Angiogenesis plays a key in the process of tissue repair and wound healing. Human adipose-derived mesenchymal stem cells (HADSCs) have been found to act a promotion role during angiogenesis. Moreover, miR-125a-3p in HADSCs could promote the angiogenesis of HUVECs, but their specific mechanism in wound healing needs further study. Western blotting and qRT-PCR were used for detecting the protein and mRNA level, respectively. Exosomes were isolated successfully, and transmission electron microscope was used to identify exosomes.
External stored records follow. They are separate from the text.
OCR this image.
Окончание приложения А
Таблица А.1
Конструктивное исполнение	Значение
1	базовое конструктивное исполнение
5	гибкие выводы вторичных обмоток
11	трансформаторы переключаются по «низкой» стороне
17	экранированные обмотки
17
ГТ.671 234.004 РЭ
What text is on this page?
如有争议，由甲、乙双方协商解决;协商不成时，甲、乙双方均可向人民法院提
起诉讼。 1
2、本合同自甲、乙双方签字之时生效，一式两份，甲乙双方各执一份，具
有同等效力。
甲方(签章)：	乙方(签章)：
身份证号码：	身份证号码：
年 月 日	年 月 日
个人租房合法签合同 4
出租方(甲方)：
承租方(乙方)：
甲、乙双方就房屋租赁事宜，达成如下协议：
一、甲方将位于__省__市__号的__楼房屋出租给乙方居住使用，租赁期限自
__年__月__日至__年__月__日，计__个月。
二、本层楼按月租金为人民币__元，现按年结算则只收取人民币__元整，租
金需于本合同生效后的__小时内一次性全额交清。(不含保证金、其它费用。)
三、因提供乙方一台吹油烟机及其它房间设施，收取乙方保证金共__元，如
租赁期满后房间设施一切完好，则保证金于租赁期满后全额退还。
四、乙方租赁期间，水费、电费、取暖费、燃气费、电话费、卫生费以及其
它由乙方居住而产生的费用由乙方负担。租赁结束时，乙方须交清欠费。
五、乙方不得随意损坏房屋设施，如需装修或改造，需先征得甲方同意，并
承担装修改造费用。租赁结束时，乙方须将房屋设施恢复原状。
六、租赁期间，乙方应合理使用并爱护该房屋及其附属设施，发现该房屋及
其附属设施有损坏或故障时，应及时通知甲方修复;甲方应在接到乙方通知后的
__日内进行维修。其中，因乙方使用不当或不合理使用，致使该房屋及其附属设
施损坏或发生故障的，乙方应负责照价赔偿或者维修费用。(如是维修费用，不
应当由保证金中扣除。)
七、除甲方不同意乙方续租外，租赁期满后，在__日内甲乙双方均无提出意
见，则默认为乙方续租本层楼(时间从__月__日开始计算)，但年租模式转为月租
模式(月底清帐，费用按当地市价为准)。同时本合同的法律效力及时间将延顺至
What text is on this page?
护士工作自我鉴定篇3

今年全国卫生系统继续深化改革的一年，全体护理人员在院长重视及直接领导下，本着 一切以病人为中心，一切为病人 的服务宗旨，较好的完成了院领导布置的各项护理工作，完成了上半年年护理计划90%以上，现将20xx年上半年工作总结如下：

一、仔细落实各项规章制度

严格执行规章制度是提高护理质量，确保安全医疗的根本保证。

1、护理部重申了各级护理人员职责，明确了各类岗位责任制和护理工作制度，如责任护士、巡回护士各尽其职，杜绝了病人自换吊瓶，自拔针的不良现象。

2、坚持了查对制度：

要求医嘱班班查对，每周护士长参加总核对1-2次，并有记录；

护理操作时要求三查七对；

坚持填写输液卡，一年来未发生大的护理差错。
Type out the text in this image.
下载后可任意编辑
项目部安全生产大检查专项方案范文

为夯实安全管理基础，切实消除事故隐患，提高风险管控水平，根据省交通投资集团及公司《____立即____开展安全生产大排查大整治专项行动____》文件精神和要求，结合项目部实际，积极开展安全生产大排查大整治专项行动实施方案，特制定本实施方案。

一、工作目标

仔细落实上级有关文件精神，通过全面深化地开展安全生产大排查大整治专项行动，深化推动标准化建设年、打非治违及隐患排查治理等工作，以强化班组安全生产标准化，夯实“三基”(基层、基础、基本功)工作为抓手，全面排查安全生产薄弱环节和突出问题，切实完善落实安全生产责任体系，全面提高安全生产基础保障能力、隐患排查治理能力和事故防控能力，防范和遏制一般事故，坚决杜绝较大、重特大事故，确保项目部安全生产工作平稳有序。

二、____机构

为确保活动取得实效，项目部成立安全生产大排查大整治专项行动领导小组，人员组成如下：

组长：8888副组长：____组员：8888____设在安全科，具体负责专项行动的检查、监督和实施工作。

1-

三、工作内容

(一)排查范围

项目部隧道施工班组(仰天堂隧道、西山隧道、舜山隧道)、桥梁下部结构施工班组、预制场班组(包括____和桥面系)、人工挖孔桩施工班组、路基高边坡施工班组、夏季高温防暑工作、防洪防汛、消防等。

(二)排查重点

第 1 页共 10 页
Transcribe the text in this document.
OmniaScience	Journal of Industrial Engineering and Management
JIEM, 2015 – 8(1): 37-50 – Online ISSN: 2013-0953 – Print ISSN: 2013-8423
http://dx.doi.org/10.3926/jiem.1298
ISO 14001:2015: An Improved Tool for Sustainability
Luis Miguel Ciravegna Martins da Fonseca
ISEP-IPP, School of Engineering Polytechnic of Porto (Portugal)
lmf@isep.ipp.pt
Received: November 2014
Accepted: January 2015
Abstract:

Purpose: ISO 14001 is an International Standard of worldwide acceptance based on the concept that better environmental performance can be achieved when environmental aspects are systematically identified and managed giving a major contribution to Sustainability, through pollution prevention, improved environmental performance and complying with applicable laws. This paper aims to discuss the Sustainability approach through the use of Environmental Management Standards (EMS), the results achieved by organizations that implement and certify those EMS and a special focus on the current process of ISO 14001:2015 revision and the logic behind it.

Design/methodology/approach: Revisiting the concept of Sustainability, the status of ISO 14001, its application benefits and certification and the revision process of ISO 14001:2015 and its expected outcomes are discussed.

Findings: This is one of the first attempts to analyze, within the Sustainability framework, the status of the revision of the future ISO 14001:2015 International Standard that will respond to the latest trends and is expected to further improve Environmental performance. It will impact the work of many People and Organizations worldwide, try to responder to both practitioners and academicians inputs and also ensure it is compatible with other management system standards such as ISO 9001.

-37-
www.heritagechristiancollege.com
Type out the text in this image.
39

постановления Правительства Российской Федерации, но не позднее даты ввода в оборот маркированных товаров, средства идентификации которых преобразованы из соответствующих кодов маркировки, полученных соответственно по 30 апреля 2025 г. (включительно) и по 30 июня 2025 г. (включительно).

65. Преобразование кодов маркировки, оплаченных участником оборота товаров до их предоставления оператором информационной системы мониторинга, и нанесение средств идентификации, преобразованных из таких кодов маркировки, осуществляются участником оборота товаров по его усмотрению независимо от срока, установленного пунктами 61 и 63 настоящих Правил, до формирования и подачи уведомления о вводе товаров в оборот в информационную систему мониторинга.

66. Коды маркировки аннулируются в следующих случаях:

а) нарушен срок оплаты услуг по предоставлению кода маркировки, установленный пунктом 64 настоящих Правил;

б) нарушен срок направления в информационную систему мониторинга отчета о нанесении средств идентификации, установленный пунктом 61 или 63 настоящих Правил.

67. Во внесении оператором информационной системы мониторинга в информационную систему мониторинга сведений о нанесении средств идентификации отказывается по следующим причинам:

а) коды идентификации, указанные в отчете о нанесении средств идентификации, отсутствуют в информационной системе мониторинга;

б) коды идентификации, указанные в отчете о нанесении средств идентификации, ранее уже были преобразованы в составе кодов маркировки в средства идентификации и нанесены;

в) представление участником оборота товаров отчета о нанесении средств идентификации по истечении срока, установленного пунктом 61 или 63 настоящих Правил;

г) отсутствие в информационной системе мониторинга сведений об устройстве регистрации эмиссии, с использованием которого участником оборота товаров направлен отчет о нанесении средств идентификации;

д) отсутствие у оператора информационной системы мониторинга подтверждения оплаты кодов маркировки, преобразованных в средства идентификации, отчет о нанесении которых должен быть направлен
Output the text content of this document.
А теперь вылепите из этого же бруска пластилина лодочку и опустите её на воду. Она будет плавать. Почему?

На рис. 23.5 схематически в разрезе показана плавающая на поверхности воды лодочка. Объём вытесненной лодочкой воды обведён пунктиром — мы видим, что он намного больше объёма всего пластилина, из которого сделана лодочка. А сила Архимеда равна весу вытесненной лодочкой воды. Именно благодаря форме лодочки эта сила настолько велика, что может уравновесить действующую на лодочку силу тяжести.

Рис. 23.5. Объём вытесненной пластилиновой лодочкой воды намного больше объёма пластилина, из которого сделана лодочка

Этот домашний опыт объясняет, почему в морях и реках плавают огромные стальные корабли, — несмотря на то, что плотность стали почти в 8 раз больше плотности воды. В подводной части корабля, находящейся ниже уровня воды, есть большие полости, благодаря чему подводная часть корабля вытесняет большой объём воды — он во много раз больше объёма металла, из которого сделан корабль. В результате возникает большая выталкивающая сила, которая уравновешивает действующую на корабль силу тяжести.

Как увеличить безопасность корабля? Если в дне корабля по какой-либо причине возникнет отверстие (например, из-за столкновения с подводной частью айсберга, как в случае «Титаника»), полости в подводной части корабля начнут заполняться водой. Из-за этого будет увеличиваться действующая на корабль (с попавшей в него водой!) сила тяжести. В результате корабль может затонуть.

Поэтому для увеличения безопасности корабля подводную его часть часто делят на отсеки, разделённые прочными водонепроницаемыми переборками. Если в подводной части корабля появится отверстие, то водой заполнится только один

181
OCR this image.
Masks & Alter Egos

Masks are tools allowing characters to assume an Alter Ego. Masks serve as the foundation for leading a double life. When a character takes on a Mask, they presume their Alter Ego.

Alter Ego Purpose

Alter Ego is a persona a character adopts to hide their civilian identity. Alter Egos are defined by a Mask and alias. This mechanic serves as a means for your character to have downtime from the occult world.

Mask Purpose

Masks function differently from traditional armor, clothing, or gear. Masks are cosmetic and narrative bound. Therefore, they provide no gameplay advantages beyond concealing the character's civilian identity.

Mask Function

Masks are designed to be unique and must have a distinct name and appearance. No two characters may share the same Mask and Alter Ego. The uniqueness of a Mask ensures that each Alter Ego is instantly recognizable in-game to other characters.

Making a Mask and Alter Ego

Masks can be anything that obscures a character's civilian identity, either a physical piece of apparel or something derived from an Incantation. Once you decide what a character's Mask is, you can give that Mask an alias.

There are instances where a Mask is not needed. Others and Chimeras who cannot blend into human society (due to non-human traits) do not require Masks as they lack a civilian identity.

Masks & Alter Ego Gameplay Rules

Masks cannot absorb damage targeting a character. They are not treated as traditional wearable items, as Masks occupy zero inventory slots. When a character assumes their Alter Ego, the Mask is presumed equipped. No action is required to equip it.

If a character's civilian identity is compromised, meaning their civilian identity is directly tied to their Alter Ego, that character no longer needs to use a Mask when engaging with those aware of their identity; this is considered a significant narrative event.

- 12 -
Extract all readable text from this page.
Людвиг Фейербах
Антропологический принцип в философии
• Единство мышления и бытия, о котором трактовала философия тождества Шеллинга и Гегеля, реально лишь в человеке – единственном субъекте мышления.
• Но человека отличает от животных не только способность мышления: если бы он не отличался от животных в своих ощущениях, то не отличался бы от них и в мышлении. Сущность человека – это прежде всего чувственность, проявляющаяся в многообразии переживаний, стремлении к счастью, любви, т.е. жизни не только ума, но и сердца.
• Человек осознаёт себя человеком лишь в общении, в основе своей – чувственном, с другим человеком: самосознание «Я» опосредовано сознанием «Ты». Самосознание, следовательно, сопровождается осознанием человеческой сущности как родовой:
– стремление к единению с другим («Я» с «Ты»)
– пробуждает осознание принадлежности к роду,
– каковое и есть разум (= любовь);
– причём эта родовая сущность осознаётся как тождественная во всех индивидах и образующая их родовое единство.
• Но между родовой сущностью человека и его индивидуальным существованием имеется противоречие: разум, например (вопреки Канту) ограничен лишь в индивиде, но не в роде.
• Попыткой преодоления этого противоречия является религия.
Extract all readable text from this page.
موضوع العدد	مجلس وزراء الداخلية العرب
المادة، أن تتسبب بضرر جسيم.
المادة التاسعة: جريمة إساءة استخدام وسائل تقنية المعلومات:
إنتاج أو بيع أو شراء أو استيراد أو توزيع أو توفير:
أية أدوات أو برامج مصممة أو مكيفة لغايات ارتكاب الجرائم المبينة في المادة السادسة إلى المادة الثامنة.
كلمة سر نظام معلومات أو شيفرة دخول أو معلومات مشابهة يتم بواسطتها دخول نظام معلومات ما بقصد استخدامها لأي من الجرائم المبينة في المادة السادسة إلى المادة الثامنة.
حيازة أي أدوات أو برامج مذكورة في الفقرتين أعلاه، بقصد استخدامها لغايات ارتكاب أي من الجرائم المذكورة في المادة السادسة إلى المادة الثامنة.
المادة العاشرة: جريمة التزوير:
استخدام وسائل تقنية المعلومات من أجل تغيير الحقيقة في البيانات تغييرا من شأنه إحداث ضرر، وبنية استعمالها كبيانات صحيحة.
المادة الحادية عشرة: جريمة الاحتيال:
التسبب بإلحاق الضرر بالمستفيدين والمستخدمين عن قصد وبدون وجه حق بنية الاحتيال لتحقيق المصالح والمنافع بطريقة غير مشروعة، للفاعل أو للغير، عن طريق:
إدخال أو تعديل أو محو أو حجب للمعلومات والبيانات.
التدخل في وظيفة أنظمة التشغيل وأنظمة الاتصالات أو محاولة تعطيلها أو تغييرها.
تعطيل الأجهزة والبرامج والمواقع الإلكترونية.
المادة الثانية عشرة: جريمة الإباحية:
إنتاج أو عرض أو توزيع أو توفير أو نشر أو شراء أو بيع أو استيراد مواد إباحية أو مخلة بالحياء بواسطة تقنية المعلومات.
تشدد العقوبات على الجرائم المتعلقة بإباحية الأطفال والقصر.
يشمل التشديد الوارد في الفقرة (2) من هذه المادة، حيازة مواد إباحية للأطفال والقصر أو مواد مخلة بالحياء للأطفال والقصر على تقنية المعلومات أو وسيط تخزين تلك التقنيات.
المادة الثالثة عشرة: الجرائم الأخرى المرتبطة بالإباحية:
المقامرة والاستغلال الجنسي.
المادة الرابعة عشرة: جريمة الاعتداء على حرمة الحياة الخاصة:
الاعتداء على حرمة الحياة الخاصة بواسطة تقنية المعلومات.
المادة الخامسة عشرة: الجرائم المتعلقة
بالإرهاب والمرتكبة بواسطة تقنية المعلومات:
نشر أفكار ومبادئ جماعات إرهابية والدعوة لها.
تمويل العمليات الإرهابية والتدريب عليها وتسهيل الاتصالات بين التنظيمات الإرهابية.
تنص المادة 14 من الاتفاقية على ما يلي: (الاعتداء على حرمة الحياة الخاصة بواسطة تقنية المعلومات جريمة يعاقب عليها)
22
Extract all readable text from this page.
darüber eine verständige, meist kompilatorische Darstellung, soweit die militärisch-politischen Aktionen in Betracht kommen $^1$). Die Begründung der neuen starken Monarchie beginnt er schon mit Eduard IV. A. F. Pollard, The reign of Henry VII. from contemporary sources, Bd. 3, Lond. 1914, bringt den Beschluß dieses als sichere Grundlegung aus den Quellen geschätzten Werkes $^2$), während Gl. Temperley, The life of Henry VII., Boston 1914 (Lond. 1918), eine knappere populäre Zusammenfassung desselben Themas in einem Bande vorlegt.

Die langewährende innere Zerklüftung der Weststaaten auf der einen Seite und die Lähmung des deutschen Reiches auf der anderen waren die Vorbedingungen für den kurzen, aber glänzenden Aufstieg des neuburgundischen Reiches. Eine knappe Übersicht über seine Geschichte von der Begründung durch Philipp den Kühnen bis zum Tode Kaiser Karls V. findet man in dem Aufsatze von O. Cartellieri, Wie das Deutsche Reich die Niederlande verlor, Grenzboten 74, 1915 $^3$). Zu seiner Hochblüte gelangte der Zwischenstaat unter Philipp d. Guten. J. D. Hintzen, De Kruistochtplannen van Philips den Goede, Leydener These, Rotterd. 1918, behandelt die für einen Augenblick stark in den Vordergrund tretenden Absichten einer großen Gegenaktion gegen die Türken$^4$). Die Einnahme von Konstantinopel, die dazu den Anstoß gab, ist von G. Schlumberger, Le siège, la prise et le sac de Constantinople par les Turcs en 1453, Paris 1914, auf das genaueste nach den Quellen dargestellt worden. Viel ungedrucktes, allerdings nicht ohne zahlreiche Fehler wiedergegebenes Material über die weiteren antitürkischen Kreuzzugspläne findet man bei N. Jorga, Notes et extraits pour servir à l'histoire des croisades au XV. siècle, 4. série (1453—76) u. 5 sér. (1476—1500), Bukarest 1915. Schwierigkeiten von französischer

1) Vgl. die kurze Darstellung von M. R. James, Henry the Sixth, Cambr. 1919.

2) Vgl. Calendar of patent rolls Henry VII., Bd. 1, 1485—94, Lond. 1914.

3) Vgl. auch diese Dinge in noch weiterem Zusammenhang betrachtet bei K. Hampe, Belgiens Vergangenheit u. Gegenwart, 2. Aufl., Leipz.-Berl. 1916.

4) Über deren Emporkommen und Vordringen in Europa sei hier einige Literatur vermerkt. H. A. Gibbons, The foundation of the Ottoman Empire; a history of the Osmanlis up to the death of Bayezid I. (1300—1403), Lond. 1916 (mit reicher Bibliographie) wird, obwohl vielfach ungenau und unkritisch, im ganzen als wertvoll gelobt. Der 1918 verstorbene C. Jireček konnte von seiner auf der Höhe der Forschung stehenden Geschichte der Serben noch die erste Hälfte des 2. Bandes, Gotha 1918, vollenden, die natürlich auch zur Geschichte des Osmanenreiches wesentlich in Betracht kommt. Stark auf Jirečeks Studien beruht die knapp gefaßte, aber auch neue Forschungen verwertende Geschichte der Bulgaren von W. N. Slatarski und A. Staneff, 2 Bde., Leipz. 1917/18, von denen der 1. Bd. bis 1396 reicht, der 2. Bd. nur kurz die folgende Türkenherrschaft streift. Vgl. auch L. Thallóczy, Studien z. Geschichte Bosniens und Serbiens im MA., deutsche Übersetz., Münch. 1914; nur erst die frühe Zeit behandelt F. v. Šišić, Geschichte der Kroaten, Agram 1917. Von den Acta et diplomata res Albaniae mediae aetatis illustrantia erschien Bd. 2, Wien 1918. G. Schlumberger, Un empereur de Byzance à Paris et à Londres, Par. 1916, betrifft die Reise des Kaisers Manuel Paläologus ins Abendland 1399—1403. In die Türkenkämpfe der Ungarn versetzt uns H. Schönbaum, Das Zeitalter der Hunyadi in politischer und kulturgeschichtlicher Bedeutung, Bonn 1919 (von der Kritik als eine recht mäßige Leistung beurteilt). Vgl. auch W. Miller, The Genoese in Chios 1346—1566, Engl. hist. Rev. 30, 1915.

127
Angiogenesis, cell migration, and proliferation were detected with tube formation, wound healing, and MTT assays. The interactions of miR-125a-3p and PTEN were validated using dual-luciferase reporter assay. Animal model was used to evaluate the effect of miR-125a-3p on wound healing. HADSCs-exosome remarkably promoted the viability, migration, and angiogenesis of HUVECs. Knockdown of miR-125a-3p in HADSCs could inhibit the effect of HADSCs-exosome, while overexpression of miR-125a-3p could further promote the effect of HADSCs-exosome on HUVECs. MiR-125a-3p from HADSCs-exosome inhibited the expression of PTEN in HUVECs. Knockdown of PTEN promoted the viability, migration, and angiogenesis of HUVECs and reversed the effect of miR-125a-3p knockdown on HUVECs. Finally, miR-125a-3p from HADSCs-exosome could promote wound healing and angiogenesis in mice by inhibiting PTEN in mice wound granulation tissues. MiR-125a-3p from the HADSCs-exosome promoted the wound healing and angiogenesis, and these effects were achieved through regulating PTEN. This study may provide a new thought for the treatment and prevention of tissue repair.